Habib Pakrou1 * , Saeed Pakrou1 , Naser Mehrdadi2 and Mohammad Javad Amiri2

1 Civil Engineering – Environmental, Aras International Campus, Iran

2 Civil Engineering – Environmental, University of Tehran, Iran

Corresponding author Email: Pakrou1352@ut.ac.ir

DOI: http://dx.doi.org/10.12944/CWE.10.Special-Issue1.108

Predicting the efficiency of Shahid Rajayi industrial town treatment plant is performed in this study. The data are collected from the laboratory of the treatment plant. The correlation coefficient is performed for the candidate inputs and the treatment plant outputs in order to analyze the input and output of treatment plant and choosing the proper inputs.
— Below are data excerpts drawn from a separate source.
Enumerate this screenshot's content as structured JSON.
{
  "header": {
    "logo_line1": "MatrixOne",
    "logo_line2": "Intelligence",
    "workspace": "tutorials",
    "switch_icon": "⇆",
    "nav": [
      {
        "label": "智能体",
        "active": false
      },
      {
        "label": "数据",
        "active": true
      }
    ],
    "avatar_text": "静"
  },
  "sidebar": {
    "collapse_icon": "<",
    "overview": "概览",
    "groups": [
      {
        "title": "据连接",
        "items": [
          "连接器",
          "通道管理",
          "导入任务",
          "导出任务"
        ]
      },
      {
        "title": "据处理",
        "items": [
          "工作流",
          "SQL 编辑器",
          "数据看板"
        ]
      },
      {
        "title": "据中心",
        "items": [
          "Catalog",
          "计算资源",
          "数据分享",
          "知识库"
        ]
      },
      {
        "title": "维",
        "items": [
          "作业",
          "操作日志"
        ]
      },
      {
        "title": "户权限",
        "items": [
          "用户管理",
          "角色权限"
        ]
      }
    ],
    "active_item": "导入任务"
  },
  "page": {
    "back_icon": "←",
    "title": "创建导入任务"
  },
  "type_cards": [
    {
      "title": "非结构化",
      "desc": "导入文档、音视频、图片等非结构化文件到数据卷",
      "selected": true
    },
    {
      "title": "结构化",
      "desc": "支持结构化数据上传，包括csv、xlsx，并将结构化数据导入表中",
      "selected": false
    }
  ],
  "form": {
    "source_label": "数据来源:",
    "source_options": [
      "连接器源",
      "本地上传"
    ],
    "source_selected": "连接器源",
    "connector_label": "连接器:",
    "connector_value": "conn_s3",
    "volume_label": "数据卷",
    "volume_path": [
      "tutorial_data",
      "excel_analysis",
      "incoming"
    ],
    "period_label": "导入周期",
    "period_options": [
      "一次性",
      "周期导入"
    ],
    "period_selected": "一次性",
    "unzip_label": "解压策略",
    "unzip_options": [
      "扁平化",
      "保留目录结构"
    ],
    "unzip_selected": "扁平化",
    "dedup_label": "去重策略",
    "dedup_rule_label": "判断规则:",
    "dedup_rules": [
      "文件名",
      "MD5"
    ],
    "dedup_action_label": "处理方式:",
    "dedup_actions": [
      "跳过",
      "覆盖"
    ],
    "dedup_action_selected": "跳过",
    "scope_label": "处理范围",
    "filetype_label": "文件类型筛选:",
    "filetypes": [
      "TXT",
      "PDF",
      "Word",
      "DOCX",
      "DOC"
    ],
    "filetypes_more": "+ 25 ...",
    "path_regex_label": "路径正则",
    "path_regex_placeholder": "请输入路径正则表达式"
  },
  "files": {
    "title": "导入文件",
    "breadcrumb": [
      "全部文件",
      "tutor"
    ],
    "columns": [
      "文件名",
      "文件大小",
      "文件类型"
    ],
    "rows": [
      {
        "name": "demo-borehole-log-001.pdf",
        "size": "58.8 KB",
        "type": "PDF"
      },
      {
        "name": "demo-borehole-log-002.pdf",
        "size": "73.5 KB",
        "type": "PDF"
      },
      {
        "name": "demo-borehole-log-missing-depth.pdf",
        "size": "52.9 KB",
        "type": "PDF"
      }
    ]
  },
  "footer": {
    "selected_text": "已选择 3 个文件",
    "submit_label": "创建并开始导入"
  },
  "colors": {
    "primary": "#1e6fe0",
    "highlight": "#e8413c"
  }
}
The input-output modeling is developed for each output COD, BOD and TSS using forward neural network. Five inputs of BOD, COD, TSS, pH and Temperature are used in this modeling. Levenberg–Marquardt algorithm is used to train the neural network. The comparison of neural networks with five inputs indicates a good correlation and it shows that we should use the minimum possible number of inputs in the structure of neural networks in the cases where the number of existing data is low for training the neural network.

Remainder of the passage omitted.